За чаем следователь рассказал ему самым тихим своим голосом, усталым, не имеющим сил возвыситься, что был когда-то лучшим следователем в прокуратуре, дела вел самые запутанные и все раскрывал. Ни одного не было исключения.

— До поры до времени, до прошлой весны. По весне я всегда чувствовал себя хуже, головные боли мучили, как в блокадном кольце голова, и мысли все рождаются слабые, хилые, неподвижные, и каждая отравляет мозг, и нет никакой возможности по-настоящему думать. Я весной всегда ложился в клинику. Там процедуры, отрешался от забот и приходил в норму. Это у меня после войны началось, после контузии. А той весной ничего голова не болела, я обрадовался поначалу, но ненадолго. Болеть она не болела, но и думать не думала. Я как будто не мог увидеть картину целиком, ухватывал крохи, но в целое они не складывались. Я стал забывчив. Я сам попросил, чтобы меня перевели на более простую работу. Но и здесь мне уже трудно. Жена меня жалеет. Дочка пока не знает. Не замечает. Она собой поглощена, и слава богу. Чем дальше, тем хуже. Я в конце концов уйду из дома, стану бродить по русской земле, себя позабуду.

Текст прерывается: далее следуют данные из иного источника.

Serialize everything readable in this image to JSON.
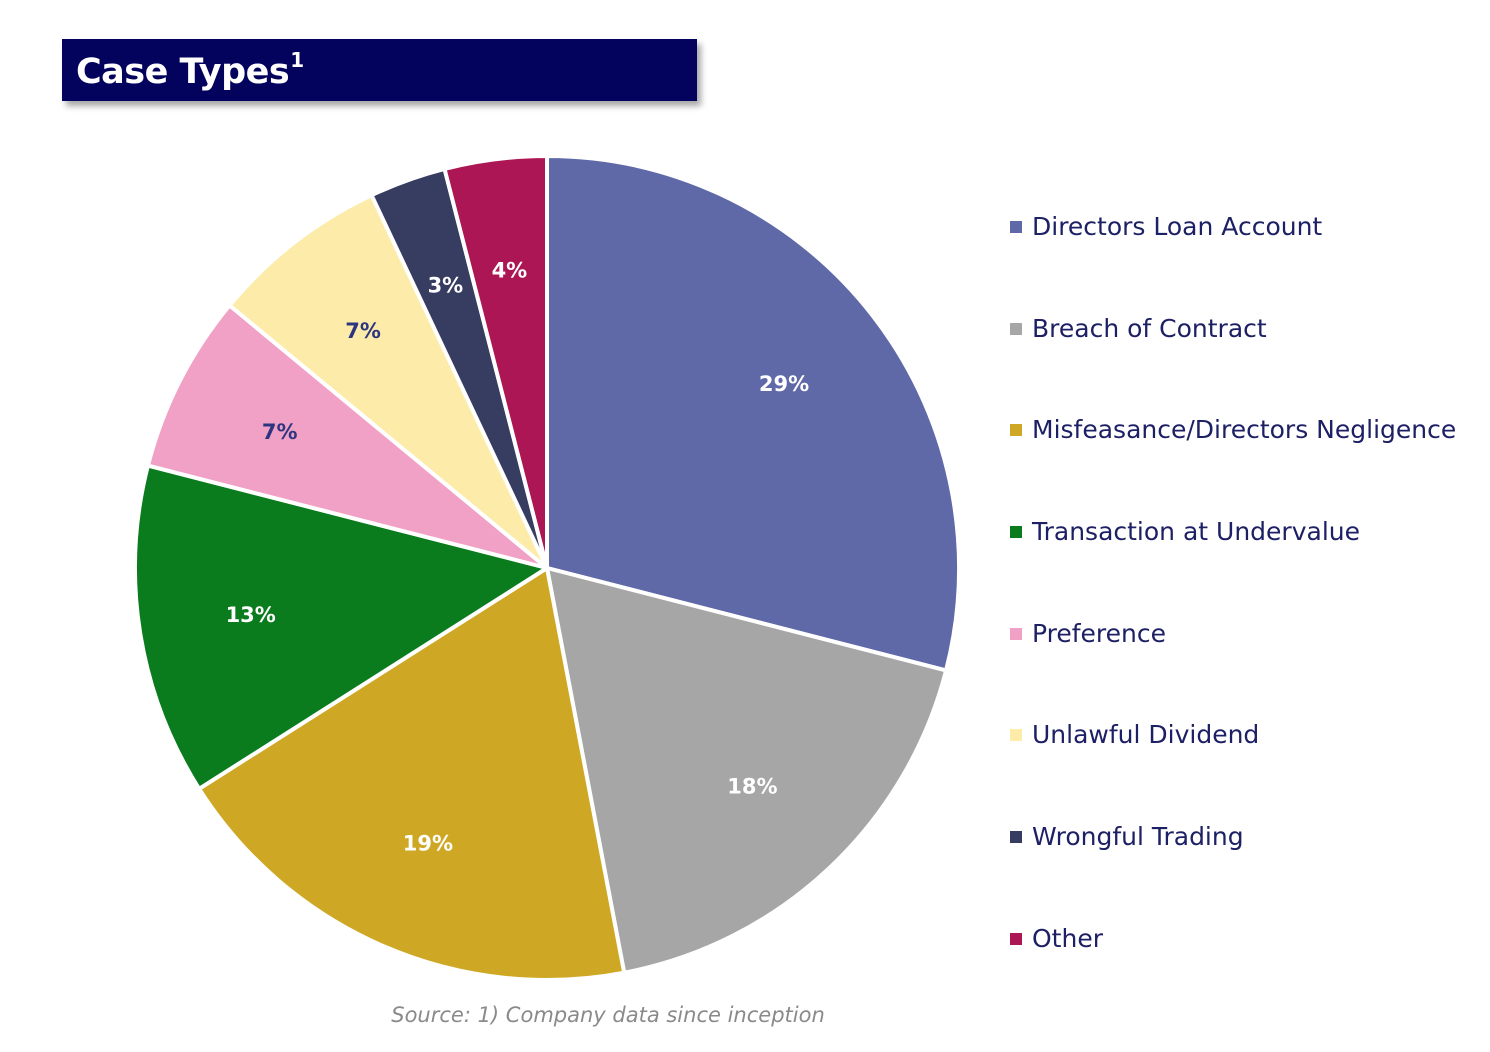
{
  "header": {
    "title": "Case Types",
    "title_superscript": "1"
  },
  "chart_data": {
    "type": "pie",
    "slices": [
      {
        "label": "Directors Loan Account",
        "value": 29,
        "display": "29%",
        "color": "#5f69a8",
        "label_color": "#ffffff"
      },
      {
        "label": "Breach of Contract",
        "value": 18,
        "display": "18%",
        "color": "#a6a6a6",
        "label_color": "#ffffff"
      },
      {
        "label": "Misfeasance/Directors Negligence",
        "value": 19,
        "display": "19%",
        "color": "#cea824",
        "label_color": "#ffffff"
      },
      {
        "label": "Transaction at Undervalue",
        "value": 13,
        "display": "13%",
        "color": "#0b7c1d",
        "label_color": "#ffffff"
      },
      {
        "label": "Preference",
        "value": 7,
        "display": "7%",
        "color": "#f1a1c6",
        "label_color": "#2d3580"
      },
      {
        "label": "Unlawful Dividend",
        "value": 7,
        "display": "7%",
        "color": "#fdeca9",
        "label_color": "#2d3580"
      },
      {
        "label": "Wrongful Trading",
        "value": 3,
        "display": "3%",
        "color": "#373c61",
        "label_color": "#ffffff"
      },
      {
        "label": "Other",
        "value": 4,
        "display": "4%",
        "color": "#ad1654",
        "label_color": "#ffffff"
      }
    ],
    "start": "top",
    "direction": "clockwise",
    "legend_position": "right"
  },
  "footer": {
    "source": "Source: 1) Company data since inception"
  }
}
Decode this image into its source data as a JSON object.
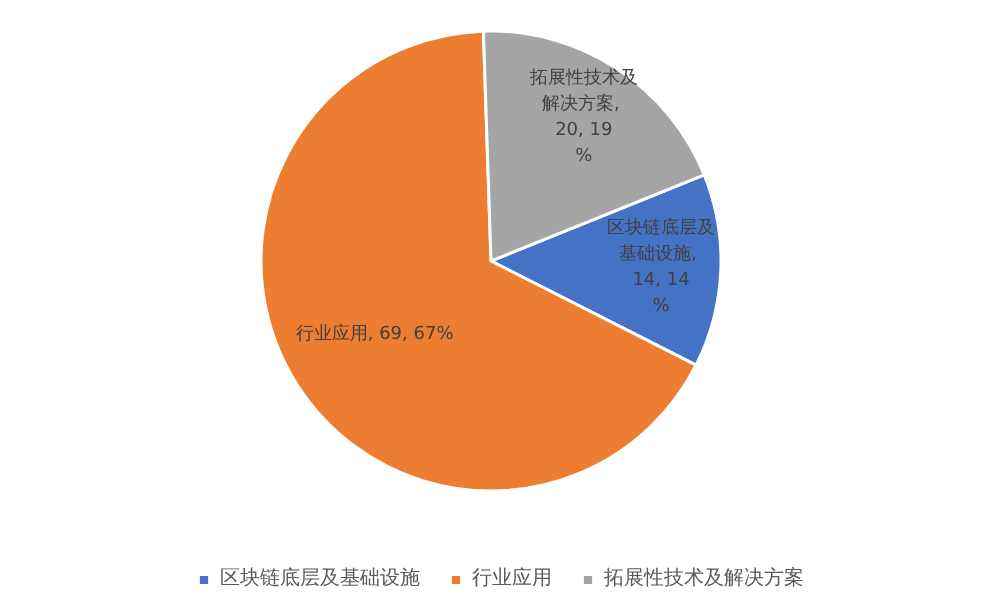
{
  "chart_data": {
    "type": "pie",
    "categories": [
      "区块链底层及基础设施",
      "行业应用",
      "拓展性技术及解决方案"
    ],
    "values": [
      14,
      69,
      20
    ],
    "colors": [
      "#4472c4",
      "#ed7d31",
      "#a5a5a5"
    ],
    "value_labels": [
      "区块链底层及基础设施, 14, 14%",
      "行业应用, 69, 67%",
      "拓展性技术及解决方案, 20, 19%"
    ],
    "legend": "bottom"
  }
}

Так он говорил, а потерпевший слушал.

— Знаете, что я понял на новой работе? Что простое дело — самое сложное. Простое дело разрешить нельзя. Вот как ваше. Нельзя придумать, как отыскать ваше пальто. То есть придумать можно, но исполнить нельзя. Нету возможностей. Людей, времени. Это целая армия нужна. И целая вечность.

Расстались дружески.

В это лето они беседовали много. Чаще всего ретушер поджидал следователя после работы, в переулке. И они шли не торопясь. Следователь говорил свободно. То о делах, то о самочувствии, то о войне, то о дочери. Ретушер все больше молчал, но и говорил порой. Все больше о детстве, о том времени, когда мать и отец были живы, и в рассказах его выходило, что то было райское время; светило солнце, уходило за тучу, огонь гудел в очаге, сгребали старые листья, кошка шла, и тень ее удлинялась. Не так оно было прекрасно, как он рассказывал. А может, и так. Кто я, чтобы судить.

В начале осени взяли в Хамовниках банду. Главаря следователь застрелил при попытке к бегству, как зверя. Подошел к убитому и разглядел, что тот одет в пальто, очень похожее по описанию на пальто ретушера. В кармане убитого, в брюках, нашел платок белый с синей каймой. И автобусный билет завалялся в кармане, следователь проверил по номерам, — с того самого рейса, о котором говорил ретушер. И третья пуговица держалась плотнее других. Следователь изъял пальто и отнес Василию Ивановичу. Тамара вывела пятна, а портной залатал дырку от пули. Следователь аккуратно завернул пальто в бумагу и отнес к себе домой (в комнате ретушера жили к тому времени другие люди). Игорь Петрович надеялся при встрече вручить потерпевшему пальто. Но ретушер не вернулся.

Долго еще пугали малых детей профессоршей и ретушером, до семидесятых годов, пока не снесли старую Марьину рощу: дома, палисадники, заросли, лавки. И все прошлые люди покинули эти места. И люди, и тени.